Urban Oasis' Furious Five

1. Recent Pittsburgh Post articles have highlighted the rapid loss of farmland to single family residences at the fringe of the city’s urbanized area. Locals lamented “you can’t fight city hall” while township executives admired their bottom line, temporarily flush from new construction. Little do they know that in 20 years they’ll be trying to talk the city and first ring suburbs into helping bail them out of financial and social crisis.

2. The Washington Post from a few weeks back detailed that the city’s booming housing market involved half of DC home purchases over the last 5 years having been bought with interest-only mortgages. For some, this will certainly pay off, as the federal government isn’t getting any smaller and Washington’s housing stock may be unparalleled (except maybe by Boston) in its age and quality. But while this bubble may not burst, it will surely spring a leak in the coming years. As serious as the oil peak for us doomsdayers? Not quite, but it's up there.

3. Sam Bass Warner characterized the finely-grained urban housing form of suburban Boston as “The Weave of Small Patterns.” He meant that the small-scale speculating and homesteading in the city’s streetcar suburbs, taken together, demonstrated the individuality and variety of individual owners and builders in a large system of suburbanization. Driving through Washington DC’s many neighborhoods Sunday afternoon, it seems that this same weave of small patterns breeds street activity. Working in the “lonely financial zone” as I do, even with some mixed use, the city block-sized buildings do not generate enough activity to make street life interesting. My earlier screeds on the lameness of DC are amended to recognize that I work in one of the worst areas in DC in this respect.

4. Two non-academic goals I’d like to achieve by the end of my graduate program. A. Help establish a non-profit housing corporation to develop affordable housing in Ann Arbor (particularly for students, but as a start to making Ann Arbor broadly affordable). B. Help build the Ann Arbor Community Car Cooperative into a viable transportation option for Ann Arbor. Both of these fall within the scope of my New West Side and Ann Arbor Alliance work.
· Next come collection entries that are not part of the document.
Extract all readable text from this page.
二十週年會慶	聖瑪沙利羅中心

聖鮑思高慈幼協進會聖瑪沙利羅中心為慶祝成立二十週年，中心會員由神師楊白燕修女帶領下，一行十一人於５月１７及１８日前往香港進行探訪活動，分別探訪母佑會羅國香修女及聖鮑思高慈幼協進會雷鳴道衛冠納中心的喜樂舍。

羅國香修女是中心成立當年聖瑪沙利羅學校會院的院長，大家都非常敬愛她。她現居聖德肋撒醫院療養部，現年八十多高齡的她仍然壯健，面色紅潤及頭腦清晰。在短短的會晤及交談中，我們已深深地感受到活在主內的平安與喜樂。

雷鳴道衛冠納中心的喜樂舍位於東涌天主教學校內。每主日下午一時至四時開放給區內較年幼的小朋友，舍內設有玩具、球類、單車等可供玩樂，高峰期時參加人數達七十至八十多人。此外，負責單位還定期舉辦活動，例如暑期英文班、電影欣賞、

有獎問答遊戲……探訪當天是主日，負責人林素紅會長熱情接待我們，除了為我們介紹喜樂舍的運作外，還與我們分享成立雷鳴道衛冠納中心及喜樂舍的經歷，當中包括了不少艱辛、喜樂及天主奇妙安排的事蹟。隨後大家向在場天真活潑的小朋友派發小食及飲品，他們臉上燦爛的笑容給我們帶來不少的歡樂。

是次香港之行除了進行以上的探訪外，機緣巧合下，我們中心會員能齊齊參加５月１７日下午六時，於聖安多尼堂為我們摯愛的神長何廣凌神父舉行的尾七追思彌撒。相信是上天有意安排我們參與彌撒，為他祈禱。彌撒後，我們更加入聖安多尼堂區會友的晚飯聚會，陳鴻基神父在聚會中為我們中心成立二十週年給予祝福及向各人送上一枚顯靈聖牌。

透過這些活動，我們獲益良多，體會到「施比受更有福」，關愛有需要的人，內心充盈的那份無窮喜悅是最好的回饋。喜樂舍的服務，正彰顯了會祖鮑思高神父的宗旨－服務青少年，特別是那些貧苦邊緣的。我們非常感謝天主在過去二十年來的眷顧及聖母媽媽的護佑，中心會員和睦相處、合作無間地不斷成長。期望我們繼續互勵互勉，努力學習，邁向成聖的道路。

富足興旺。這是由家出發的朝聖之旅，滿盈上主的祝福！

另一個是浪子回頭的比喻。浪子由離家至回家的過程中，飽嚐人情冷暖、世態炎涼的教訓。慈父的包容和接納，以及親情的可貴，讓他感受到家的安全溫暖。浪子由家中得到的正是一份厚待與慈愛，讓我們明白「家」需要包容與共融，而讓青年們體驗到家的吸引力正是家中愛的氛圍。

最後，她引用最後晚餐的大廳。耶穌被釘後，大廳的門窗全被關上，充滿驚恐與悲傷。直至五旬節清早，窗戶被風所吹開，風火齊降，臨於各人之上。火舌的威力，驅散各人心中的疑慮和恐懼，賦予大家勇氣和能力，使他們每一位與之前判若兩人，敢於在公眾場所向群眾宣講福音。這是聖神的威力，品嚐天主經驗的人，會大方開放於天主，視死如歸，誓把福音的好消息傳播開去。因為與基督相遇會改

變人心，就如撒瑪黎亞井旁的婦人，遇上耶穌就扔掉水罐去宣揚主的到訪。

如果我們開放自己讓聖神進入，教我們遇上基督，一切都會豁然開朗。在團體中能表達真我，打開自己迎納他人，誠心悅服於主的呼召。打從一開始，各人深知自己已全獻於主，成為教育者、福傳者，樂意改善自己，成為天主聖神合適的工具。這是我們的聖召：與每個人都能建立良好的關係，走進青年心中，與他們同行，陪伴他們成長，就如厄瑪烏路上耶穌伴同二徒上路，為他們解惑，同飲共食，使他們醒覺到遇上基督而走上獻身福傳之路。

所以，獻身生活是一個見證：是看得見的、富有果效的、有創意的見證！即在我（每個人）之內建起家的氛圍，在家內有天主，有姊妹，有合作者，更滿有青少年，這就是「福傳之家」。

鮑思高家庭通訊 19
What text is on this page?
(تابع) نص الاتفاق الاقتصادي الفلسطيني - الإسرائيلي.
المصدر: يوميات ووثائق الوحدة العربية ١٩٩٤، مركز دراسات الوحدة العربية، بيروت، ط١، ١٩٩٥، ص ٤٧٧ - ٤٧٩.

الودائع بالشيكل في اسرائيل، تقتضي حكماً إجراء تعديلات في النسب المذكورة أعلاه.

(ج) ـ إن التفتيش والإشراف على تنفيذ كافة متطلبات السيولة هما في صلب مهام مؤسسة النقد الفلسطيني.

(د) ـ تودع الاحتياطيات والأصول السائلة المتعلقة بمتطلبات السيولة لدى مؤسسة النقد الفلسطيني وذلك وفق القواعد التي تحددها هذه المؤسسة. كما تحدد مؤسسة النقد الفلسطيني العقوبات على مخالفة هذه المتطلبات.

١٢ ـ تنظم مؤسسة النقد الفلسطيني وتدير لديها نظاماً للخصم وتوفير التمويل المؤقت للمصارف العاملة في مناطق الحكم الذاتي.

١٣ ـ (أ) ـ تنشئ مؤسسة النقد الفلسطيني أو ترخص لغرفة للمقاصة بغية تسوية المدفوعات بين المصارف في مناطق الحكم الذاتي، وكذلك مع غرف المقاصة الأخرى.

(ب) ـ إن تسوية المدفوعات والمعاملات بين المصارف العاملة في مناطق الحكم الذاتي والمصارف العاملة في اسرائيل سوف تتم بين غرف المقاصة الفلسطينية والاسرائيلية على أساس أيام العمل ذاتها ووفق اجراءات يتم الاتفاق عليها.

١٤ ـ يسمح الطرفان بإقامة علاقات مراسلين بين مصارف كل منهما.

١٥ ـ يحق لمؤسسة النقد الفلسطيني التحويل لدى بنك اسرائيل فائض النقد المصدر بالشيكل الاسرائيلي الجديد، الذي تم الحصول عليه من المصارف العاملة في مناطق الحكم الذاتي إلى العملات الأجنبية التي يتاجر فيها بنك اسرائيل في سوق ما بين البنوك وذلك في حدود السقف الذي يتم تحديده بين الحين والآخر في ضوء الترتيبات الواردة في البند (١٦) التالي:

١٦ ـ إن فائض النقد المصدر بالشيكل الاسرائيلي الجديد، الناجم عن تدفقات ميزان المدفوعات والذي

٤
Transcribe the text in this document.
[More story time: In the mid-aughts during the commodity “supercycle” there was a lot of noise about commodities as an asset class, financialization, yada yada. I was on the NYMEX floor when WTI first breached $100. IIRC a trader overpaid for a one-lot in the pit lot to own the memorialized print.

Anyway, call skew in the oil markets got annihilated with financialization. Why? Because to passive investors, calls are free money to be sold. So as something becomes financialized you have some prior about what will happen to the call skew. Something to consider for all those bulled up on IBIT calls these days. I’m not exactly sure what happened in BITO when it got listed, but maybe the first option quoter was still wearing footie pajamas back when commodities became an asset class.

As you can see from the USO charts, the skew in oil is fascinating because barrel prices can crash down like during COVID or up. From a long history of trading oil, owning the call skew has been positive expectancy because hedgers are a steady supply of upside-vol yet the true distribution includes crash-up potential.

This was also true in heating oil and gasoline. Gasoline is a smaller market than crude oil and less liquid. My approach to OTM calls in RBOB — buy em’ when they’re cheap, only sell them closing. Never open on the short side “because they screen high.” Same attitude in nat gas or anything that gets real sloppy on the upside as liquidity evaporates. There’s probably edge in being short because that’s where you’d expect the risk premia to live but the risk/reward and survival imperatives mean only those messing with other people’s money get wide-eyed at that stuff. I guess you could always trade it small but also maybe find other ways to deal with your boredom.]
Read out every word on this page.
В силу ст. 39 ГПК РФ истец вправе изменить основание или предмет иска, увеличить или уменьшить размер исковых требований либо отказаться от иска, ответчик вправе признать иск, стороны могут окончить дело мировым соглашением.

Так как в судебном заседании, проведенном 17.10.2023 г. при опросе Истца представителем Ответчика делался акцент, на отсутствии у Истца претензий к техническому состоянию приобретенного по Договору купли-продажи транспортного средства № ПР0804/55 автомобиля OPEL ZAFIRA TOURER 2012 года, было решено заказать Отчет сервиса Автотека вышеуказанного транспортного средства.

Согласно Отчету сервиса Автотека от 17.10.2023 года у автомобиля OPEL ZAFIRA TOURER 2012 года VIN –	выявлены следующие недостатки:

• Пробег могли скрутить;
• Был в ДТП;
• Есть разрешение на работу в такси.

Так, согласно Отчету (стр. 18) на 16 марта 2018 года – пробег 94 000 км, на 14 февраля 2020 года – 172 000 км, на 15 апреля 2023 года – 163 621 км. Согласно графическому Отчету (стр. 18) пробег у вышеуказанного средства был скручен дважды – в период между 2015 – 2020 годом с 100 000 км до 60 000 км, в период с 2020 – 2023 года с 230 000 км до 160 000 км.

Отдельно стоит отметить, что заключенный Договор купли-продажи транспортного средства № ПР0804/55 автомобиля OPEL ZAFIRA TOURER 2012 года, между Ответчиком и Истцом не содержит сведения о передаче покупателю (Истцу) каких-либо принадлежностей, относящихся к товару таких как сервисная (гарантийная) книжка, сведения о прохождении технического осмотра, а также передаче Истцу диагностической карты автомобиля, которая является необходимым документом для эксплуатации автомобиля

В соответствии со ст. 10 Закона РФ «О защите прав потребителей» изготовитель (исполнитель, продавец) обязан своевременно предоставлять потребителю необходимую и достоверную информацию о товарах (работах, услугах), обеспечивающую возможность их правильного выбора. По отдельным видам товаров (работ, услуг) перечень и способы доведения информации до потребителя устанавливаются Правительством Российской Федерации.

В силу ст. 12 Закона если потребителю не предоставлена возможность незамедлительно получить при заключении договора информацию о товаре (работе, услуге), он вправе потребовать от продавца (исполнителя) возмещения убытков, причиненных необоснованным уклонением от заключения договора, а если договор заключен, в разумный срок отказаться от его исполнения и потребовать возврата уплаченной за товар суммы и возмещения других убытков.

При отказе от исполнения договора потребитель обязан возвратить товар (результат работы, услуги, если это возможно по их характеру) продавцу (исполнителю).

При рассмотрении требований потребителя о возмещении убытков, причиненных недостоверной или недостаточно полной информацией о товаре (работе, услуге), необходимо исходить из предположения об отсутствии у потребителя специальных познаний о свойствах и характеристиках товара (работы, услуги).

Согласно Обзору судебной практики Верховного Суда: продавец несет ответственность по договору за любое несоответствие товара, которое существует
5. Recently, I was awarded a research grant from the UofM Center for Non Profit Management to study the partnerships that several cooperatives formed with Frank Lloyd Wright to build residential and recreational communities in Michigan. Cooperatives, I may have mentioned, became rather popular ways to deal with Depression-era economic problems and to aid in the modernization of rural areas. Rexford Tugwell, the genius behind Greenbelt MD, prior to directing the Resettlement Administration served as undersecretary of agriculture. Due to his influence we have many of the ag coops still functioning today. Anyway, this surge in cooperation continued into the 40s and led to the formation of several groups who contacted FLLW. The architect was coming out of a period of dormancy and disgrace and was promoting his ideal of Broadacre City. He began working with cooperative groups to design and help develop Usonian communities as a part of his Broadacre vision. The two communities in the Kalamazoo area constitute the largest concentration of Usonian homes in the world. I will be studying 5 Michigan coops. Look for an exhibit on the UofM campus in April.

Please note the term "Furious Five" unabashedly ripped off from the Daily.